For the purpose of this example, we will look at a vBulletin forum. The base URL for a vBulletin forum thread might look something like this:
http://www.example.com/vb/threads/1234-this-thread
Subsequent pages of the forum thread simply append "pageX" to the URL, like this:
http://www.example.com/vb/threads/1234-this-thread/page2
Begin with the stable portion of the URL and write all URLs to a file at once:
export BASE_URL=http://www.example.com/vb/threads/1234-this-thread/page
for i in $(seq 1 40); do echo ${BASE_URL}${i}; done > urls.txt
If you look at the file, everything looks great except the first URL. Since I used a for loop to generate most of the URLs, I will need to manually modify the first entry. You will notice that the first line now says:
http://www.example.com/vb/threads/1234-this-thread/page1
We don't want "page1" there (because that's not how vBulletin works), so edit urls.txt
and change the first line back to the real URL:
http://www.example.com/vb/threads/1234-this-thread
However, that's not going to work right. Our URLs file specifies there to be a directory called 1234-this-thread in which it will place a file called page2. If there is already a file called 1234-this-thread, then we will be unable to create a directory with the same name, and our archival process will be unable to save page2 if it cannot create a properly named directory. To fix this, modify the first line again to include a nonsense parameter:
http://www.example.com/vb/threads/1234-this-thread?s=1
You will notice I added ?s=1 to the end of the URL. This will be ignored by vBulletin, but it will ensure our archival process creates a file happily in the archive.

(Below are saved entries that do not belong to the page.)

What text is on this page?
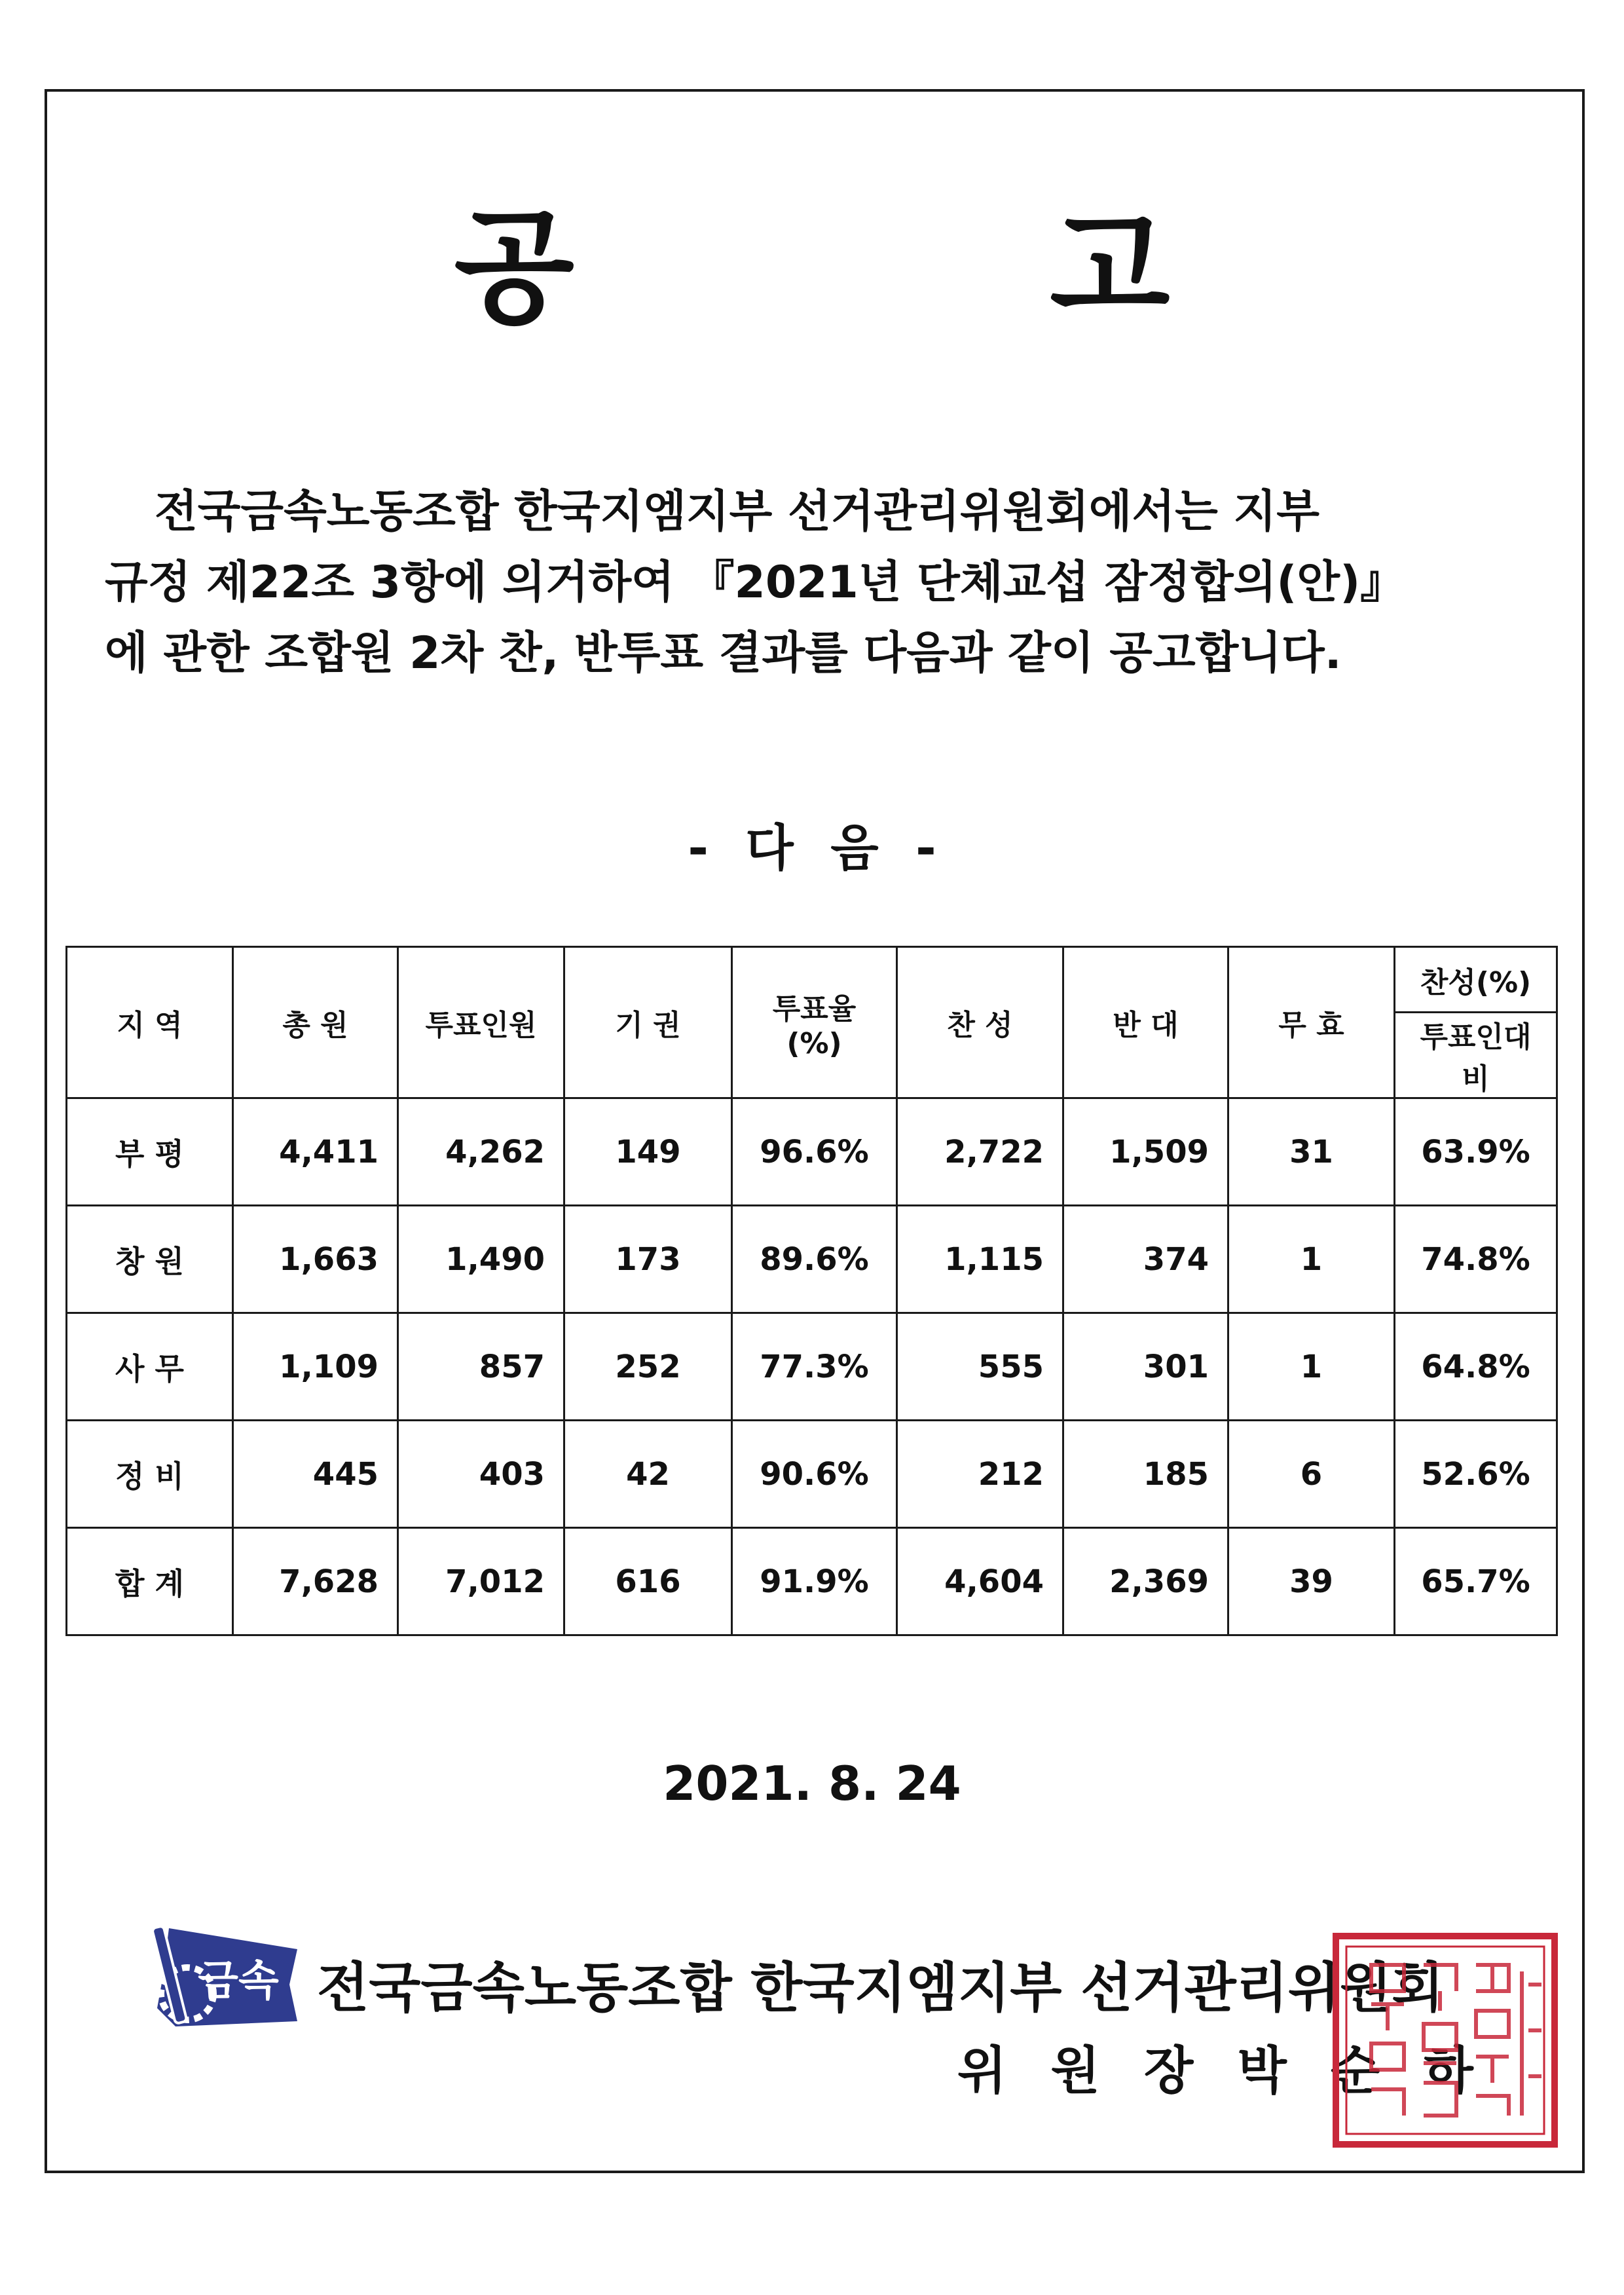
공 고
전국금속노동조합 한국지엠지부 선거관리위원회에서는 지부
규정 제22조 3항에 의거하여 『2021년 단체교섭 잠정합의(안)』
에 관한 조합원 2차 찬, 반투표 결과를 다음과 같이 공고합니다.
- 다 음 -
지 역	총 원	투표인원	기 권	투표율(%)	찬 성	반 대	무 효	찬성(%)
								투표인대비
부 평	4,411	4,262	149	96.6%	2,722	1,509	31	63.9%
창 원	1,663	1,490	173	89.6%	1,115	374	1	74.8%
사 무	1,109	857	252	77.3%	555	301	1	64.8%
정 비	445	403	42	90.6%	212	185	6	52.6%
합 계	7,628	7,012	616	91.9%	4,604	2,369	39	65.7%
2021. 8. 24
금속 전국금속노동조합 한국지엠지부 선거관리위원회
위 원 장 박 순 하
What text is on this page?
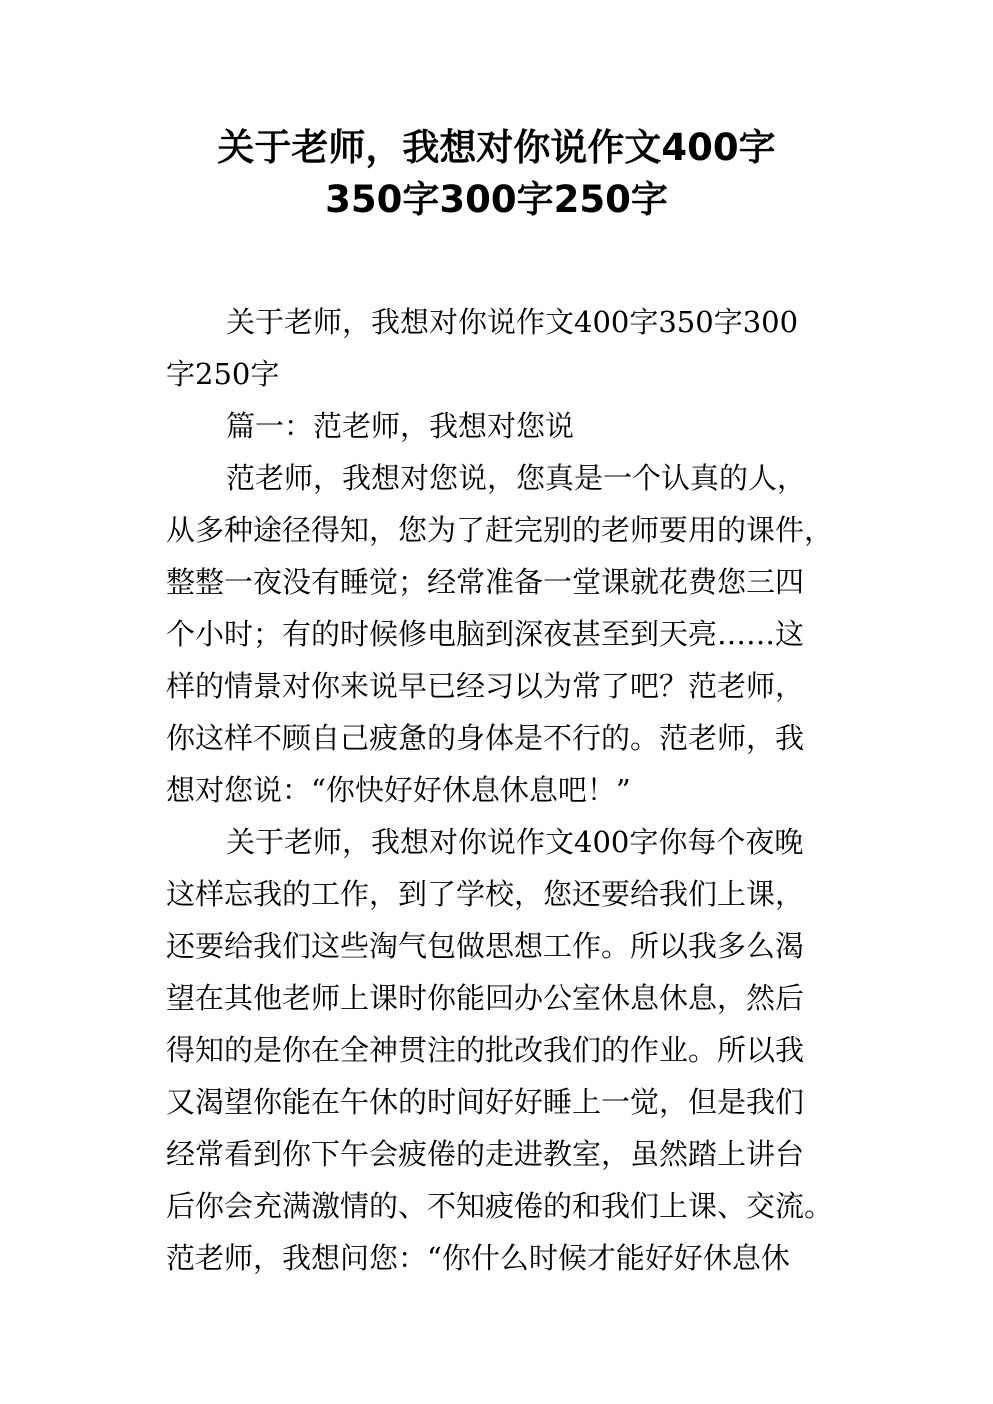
关于老师，我想对你说作文400字
350字300字250字
关于老师，我想对你说作文400字350字300
字250字
篇一：范老师，我想对您说
范老师，我想对您说，您真是一个认真的人，
从多种途径得知，您为了赶完别的老师要用的课件，
整整一夜没有睡觉；经常准备一堂课就花费您三四
个小时；有的时候修电脑到深夜甚至到天亮……这
样的情景对你来说早已经习以为常了吧？范老师，
你这样不顾自己疲惫的身体是不行的。范老师，我
想对您说：“你快好好休息休息吧！”
关于老师，我想对你说作文400字你每个夜晚
这样忘我的工作，到了学校，您还要给我们上课，
还要给我们这些淘气包做思想工作。所以我多么渴
望在其他老师上课时你能回办公室休息休息，然后
得知的是你在全神贯注的批改我们的作业。所以我
又渴望你能在午休的时间好好睡上一觉，但是我们
经常看到你下午会疲倦的走进教室，虽然踏上讲台
后你会充满激情的、不知疲倦的和我们上课、交流。
范老师，我想问您：“你什么时候才能好好休息休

Now you are ready to archive the thread.
offline-create ./urls.txt vbulletin-thread
http://en.wikipedia.org/wiki/Web_ARChive
The Internet Archive created an awesome file format called WARC for storing their web crawls. This seems to offer a great toolkit for very serious work, but it's not easy to use at all. I never figured out how to simply "browse" a web archive using my browser, so even though it might be able to get the job done, it is overly complex for simple tasks.
https://secure.wikimedia.org/wikipedia/en/wiki/Httrack
HTTrack looks like a full-featured and relatively simple site mirroring tool. Unfortunately, it does not compile under OSX Mountain Lion, and I was unable to evaluate how easy it was to use its offline archive file format.
http://en.wikipedia.org/wiki/MHTML
It's possible to save an entire web page's assets (images, css, whatever) into a single .html file the same way email messages can include images and attachments. If you click around, you'll get kicked out of the archive and back onto the live Internet. This becomes a drawback since this works for a single file rather than for multiple files or an entire website.
http://en.wikipedia.org/wiki/Mozilla_Archive_Format
Mozilla Archive Format might have provisions for saving multiple files into an archive. It seems like this is integrated with Firefox, and I haven't played with it much to test its capabilities.
http://en.wikipedia.org/wiki/Webarchive
Safari can save pages for offline use, but the end product behaves a lot like a .PDF because it is sortof like a static page of text. Webarchive has the same single-page drawbacks as MHTML.